The UK’s biggest retailer said pre-tax profits slid to £825 million for the 12 months to February, compared with £1.03bn the previous year.
Those earnings were weighed down by almost £900m in Covid-related costs and the supermarket giant’s decision to hand £585m in business rates relief back to governments on both side of the Border.
It had benefited from a jump in demand for groceries during the pandemic, with more meals eaten at home amid restrictions on the hospitality sector and changes to working habits.
Group sales excluding fuel increased by 7 per cent to £53.4bn for the year, buoyed by soaring online sales.
Online sales leapt 77 per cent to £6.3bn in the UK as the retailer doubled delivery capacity to meet rising demand from housebound customers.
Chief executive Ken Murphy said: “Tesco has shown incredible strength and agility throughout the pandemic. By putting our customers and colleagues first, we have built a stronger business.
“While the pandemic is not yet over, we’re well-placed to build on the momentum in our business.
“We have strengthened our brand, increased customer satisfaction and improved value perception.”
The Edinburgh-based Tesco Bank operation posted a full-year operating loss of £175m, compared with a profit of £193m a year earlier as a result of a £295m goodwill impairment charge.
The group held the full-year dividend at 9.15p per share.
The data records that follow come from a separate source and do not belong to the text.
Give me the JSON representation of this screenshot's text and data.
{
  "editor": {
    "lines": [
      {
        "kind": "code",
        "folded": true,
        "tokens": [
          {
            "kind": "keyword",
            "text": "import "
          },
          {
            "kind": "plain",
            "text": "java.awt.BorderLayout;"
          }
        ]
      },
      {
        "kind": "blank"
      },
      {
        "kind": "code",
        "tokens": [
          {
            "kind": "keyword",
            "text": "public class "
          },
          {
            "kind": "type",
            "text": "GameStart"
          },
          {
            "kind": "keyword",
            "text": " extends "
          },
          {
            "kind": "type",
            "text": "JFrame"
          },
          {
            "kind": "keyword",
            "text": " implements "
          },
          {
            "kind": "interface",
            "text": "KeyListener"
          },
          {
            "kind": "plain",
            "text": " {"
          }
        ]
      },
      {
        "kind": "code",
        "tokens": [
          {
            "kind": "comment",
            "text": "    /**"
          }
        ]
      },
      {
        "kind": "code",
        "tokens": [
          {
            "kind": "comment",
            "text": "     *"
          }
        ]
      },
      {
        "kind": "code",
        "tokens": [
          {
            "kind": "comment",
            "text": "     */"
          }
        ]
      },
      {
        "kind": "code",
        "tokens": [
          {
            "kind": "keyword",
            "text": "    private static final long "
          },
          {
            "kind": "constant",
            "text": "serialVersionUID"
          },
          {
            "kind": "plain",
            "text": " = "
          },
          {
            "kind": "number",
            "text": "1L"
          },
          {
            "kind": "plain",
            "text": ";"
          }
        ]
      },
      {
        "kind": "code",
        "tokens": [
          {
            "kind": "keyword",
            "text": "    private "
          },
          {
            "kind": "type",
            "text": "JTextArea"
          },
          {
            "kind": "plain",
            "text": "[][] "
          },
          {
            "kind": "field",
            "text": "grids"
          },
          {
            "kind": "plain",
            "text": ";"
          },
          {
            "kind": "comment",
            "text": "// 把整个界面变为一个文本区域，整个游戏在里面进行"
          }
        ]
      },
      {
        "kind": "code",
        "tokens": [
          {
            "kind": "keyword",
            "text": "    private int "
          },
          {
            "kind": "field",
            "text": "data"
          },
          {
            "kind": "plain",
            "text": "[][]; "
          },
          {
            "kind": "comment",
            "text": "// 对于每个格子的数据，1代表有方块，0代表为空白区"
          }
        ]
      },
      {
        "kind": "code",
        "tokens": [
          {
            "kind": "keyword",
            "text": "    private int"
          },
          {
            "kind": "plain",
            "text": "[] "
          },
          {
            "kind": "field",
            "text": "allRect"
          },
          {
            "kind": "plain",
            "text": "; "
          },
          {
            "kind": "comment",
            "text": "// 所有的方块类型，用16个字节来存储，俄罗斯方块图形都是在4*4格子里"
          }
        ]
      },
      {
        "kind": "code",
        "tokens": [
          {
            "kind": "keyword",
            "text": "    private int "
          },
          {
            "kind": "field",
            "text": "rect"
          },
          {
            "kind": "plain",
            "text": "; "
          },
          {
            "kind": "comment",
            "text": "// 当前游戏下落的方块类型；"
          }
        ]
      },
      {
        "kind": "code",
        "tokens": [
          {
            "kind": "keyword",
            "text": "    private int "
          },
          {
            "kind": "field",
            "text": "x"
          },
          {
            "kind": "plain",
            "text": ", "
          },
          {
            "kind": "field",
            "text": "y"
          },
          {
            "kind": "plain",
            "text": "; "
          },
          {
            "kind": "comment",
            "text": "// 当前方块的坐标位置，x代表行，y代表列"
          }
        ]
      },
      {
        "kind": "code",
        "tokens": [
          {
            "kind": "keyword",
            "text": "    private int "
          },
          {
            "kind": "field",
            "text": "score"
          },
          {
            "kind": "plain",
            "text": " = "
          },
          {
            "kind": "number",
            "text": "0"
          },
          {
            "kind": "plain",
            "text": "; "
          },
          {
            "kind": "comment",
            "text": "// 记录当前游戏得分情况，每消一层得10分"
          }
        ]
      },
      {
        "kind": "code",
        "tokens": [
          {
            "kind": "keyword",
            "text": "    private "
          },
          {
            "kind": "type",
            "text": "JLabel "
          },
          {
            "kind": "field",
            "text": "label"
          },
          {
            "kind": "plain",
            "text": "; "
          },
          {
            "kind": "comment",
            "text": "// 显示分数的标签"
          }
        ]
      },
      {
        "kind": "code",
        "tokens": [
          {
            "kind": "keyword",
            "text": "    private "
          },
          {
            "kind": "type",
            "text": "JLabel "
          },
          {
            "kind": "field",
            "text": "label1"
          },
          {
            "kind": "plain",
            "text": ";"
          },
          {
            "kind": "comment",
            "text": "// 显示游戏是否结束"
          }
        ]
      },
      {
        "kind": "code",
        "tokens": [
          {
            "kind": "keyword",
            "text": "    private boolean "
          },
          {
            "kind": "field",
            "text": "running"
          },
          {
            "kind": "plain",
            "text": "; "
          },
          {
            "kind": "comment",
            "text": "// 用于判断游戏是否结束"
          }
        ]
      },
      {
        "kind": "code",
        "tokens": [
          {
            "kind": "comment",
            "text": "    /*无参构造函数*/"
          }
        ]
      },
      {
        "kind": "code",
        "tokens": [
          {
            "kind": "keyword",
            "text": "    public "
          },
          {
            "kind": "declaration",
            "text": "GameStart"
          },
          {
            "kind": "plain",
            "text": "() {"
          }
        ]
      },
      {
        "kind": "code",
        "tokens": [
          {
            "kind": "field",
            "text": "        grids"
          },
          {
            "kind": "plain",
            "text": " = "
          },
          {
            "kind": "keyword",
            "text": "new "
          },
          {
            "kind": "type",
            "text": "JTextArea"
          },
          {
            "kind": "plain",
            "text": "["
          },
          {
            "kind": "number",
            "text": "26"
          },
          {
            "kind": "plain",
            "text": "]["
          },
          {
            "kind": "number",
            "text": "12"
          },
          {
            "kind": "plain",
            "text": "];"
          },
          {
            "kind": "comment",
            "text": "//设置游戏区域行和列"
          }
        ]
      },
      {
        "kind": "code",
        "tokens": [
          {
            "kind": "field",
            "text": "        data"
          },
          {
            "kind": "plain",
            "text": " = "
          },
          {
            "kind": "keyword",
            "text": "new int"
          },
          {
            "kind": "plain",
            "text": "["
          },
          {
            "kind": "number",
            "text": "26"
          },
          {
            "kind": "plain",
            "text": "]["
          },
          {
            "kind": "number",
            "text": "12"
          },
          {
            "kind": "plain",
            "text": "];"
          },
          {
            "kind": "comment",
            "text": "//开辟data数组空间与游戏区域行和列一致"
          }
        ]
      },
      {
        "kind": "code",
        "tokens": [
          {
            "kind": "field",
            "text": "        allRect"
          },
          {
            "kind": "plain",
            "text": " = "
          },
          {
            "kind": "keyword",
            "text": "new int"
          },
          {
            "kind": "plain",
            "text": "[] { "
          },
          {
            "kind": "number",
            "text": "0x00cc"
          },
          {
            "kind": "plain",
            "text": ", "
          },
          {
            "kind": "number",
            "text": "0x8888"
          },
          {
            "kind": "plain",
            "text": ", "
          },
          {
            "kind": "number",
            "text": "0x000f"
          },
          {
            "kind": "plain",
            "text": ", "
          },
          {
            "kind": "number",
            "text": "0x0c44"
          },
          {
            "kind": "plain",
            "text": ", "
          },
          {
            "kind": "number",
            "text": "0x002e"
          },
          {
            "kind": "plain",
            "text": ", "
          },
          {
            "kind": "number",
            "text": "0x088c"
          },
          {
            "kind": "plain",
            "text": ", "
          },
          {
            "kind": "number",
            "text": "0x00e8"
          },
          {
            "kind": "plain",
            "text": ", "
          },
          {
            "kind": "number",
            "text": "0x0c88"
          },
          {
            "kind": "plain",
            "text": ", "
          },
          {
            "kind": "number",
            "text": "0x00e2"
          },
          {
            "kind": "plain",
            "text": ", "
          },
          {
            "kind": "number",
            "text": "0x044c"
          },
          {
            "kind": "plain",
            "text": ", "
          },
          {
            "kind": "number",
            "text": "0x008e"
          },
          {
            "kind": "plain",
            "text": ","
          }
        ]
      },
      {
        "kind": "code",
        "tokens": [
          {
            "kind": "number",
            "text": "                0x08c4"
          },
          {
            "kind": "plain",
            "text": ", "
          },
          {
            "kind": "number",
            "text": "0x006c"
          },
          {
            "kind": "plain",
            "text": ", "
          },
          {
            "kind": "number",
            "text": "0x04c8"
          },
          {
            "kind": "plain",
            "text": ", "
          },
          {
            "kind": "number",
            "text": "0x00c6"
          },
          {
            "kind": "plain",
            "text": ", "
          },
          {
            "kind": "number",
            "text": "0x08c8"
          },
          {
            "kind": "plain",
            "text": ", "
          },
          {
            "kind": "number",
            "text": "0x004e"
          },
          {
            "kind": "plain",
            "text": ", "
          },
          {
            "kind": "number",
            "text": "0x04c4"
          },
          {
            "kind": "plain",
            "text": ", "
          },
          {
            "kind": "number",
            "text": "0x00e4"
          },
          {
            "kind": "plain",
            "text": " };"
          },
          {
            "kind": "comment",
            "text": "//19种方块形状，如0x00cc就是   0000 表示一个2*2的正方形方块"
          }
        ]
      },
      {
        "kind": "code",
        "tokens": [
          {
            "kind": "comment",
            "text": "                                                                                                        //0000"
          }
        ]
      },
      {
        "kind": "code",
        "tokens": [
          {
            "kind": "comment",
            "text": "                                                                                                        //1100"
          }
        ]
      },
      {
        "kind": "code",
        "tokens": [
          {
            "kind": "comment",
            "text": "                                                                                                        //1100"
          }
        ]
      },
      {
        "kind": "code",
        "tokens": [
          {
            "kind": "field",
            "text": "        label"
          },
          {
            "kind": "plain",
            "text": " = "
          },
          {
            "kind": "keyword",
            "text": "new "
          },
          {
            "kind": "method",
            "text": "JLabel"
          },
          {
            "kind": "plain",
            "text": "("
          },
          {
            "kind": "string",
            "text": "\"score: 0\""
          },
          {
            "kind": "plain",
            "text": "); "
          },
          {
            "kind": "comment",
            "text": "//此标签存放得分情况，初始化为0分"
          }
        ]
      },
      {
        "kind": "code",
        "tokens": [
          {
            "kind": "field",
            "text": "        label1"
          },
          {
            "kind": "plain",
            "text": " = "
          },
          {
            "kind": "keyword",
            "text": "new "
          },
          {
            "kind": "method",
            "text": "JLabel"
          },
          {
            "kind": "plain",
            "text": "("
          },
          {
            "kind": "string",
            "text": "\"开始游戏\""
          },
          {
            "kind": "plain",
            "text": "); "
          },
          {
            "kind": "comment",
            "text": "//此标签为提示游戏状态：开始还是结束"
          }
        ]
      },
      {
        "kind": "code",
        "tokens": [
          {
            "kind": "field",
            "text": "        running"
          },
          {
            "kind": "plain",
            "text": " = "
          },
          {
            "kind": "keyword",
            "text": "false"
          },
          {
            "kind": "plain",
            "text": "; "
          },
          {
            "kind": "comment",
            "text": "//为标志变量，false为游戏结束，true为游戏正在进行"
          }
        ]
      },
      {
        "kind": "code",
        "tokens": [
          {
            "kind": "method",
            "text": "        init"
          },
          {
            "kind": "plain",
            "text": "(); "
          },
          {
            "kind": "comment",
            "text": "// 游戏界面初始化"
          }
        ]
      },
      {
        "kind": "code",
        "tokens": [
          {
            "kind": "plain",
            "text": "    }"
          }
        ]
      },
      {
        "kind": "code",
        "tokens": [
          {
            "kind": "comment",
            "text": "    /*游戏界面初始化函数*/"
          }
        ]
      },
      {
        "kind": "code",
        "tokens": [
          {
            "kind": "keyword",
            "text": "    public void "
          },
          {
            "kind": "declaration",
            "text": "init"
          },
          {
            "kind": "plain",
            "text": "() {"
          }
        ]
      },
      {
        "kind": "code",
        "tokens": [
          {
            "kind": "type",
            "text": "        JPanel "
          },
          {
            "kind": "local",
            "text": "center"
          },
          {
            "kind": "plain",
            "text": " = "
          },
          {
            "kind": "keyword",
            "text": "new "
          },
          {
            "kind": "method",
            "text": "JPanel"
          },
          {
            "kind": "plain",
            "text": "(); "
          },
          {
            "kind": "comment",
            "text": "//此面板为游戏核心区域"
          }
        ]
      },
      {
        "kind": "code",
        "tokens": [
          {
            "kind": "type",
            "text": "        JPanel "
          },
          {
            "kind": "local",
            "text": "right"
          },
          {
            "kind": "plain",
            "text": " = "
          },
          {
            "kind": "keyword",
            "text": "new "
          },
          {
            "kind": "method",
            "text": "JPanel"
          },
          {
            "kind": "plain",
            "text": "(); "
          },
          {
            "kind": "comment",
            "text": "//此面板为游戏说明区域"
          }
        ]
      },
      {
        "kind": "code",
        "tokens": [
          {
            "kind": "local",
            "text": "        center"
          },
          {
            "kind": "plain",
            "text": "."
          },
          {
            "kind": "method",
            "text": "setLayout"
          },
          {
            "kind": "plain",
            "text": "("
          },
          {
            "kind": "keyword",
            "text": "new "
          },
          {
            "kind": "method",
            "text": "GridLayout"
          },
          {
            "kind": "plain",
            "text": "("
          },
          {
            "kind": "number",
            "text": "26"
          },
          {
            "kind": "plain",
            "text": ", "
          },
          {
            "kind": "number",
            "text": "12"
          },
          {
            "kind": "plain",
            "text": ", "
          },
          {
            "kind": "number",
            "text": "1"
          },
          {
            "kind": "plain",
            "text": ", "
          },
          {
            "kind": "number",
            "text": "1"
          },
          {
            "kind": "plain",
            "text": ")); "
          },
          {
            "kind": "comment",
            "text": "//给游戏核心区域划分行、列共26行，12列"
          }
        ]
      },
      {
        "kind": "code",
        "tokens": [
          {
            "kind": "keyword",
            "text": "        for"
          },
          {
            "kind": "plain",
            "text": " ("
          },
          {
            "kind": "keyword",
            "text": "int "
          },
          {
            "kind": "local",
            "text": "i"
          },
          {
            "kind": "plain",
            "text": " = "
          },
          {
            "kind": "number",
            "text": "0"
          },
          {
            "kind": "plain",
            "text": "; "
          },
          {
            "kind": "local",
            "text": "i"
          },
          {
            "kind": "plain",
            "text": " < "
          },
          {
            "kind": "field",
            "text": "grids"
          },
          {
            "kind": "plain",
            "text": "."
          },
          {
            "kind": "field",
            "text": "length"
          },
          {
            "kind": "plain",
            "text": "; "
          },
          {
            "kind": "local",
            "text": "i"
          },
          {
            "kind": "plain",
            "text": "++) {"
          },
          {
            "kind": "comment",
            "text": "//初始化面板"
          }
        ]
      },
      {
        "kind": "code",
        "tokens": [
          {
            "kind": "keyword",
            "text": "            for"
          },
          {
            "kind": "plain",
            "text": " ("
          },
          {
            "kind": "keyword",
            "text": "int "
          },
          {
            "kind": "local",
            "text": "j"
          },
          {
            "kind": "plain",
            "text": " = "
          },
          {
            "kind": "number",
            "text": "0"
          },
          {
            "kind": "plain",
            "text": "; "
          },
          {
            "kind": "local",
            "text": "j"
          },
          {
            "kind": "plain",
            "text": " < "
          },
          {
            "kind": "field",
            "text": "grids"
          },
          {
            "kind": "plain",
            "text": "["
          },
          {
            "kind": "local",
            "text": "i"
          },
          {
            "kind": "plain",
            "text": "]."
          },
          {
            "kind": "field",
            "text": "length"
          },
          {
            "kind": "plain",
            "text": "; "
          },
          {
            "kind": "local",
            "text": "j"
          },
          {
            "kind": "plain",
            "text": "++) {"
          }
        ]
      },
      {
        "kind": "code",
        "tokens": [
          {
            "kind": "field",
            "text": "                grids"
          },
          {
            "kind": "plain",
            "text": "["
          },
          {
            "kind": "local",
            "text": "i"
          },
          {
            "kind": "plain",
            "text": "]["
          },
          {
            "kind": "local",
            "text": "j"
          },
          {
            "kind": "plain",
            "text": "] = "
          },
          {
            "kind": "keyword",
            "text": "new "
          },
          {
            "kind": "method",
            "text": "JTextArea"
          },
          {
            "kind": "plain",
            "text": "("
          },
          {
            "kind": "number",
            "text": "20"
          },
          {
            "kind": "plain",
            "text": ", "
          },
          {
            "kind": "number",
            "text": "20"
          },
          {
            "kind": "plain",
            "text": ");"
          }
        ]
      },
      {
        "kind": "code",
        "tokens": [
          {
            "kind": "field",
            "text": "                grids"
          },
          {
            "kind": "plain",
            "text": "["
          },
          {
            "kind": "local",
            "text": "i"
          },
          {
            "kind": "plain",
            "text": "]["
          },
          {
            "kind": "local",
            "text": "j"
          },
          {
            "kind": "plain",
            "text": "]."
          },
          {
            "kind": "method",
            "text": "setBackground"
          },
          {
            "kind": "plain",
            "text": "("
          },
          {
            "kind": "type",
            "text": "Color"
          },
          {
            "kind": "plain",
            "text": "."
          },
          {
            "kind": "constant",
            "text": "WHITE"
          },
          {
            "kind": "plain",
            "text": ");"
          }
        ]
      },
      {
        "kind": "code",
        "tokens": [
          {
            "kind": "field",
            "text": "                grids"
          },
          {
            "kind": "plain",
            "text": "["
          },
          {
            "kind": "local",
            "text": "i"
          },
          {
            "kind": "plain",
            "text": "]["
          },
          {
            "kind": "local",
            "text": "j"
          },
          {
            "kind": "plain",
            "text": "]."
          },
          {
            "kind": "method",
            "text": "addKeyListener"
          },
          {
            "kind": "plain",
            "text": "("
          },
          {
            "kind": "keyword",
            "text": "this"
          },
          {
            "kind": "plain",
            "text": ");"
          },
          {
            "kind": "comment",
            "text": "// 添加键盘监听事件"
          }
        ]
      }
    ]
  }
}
Donald Brown, senior investment manager at Brewin Dolphin, said: “Tesco’s results reflect the sometimes tricky position that supermarkets found themselves in over the last year.
“Although they have largely been able to trade through the last 12 months, this has come with significant extra costs; in Tesco’s case, leading to profits dropping by around one-fifth.
“The dividend remaining protected, albeit unchanged from last year, is a positive sign and suggests management are relatively confident in the medium-term outlook.”
He added: “Tesco Bank remains a drag on performance and Booker will take time to return to pre-pandemic levels of activity, but there is generally good momentum across the business which places Tesco well for the recovery.”
Ross Hindle, an analyst at Third Bridge, noted: “Despite a strong top-line performance, expensive social distancing measures and additional staff meant Tesco incurred £892m in UK Covid-19 related costs.
“Despite some home delivery hiccups Tesco held onto its market share during the pandemic, and should benefit as the UK economy continues to open up.
“Tesco is also expected to open 25 fulfilment centres over the next three years, doubling its online capacity to three million delivery slots per week, improving the group’s omnichannel presence.”
Amisha Chohan, equity research analyst at Quilter Cheviot, added: “The next decade for Tesco and the whole retail and supermarket industry is about online.
“The 2010s was all about the growth in discounters, but with these now established Tesco will look to leverage its online capabilities to quash any further growth in the likes of Lidl and Aldi.”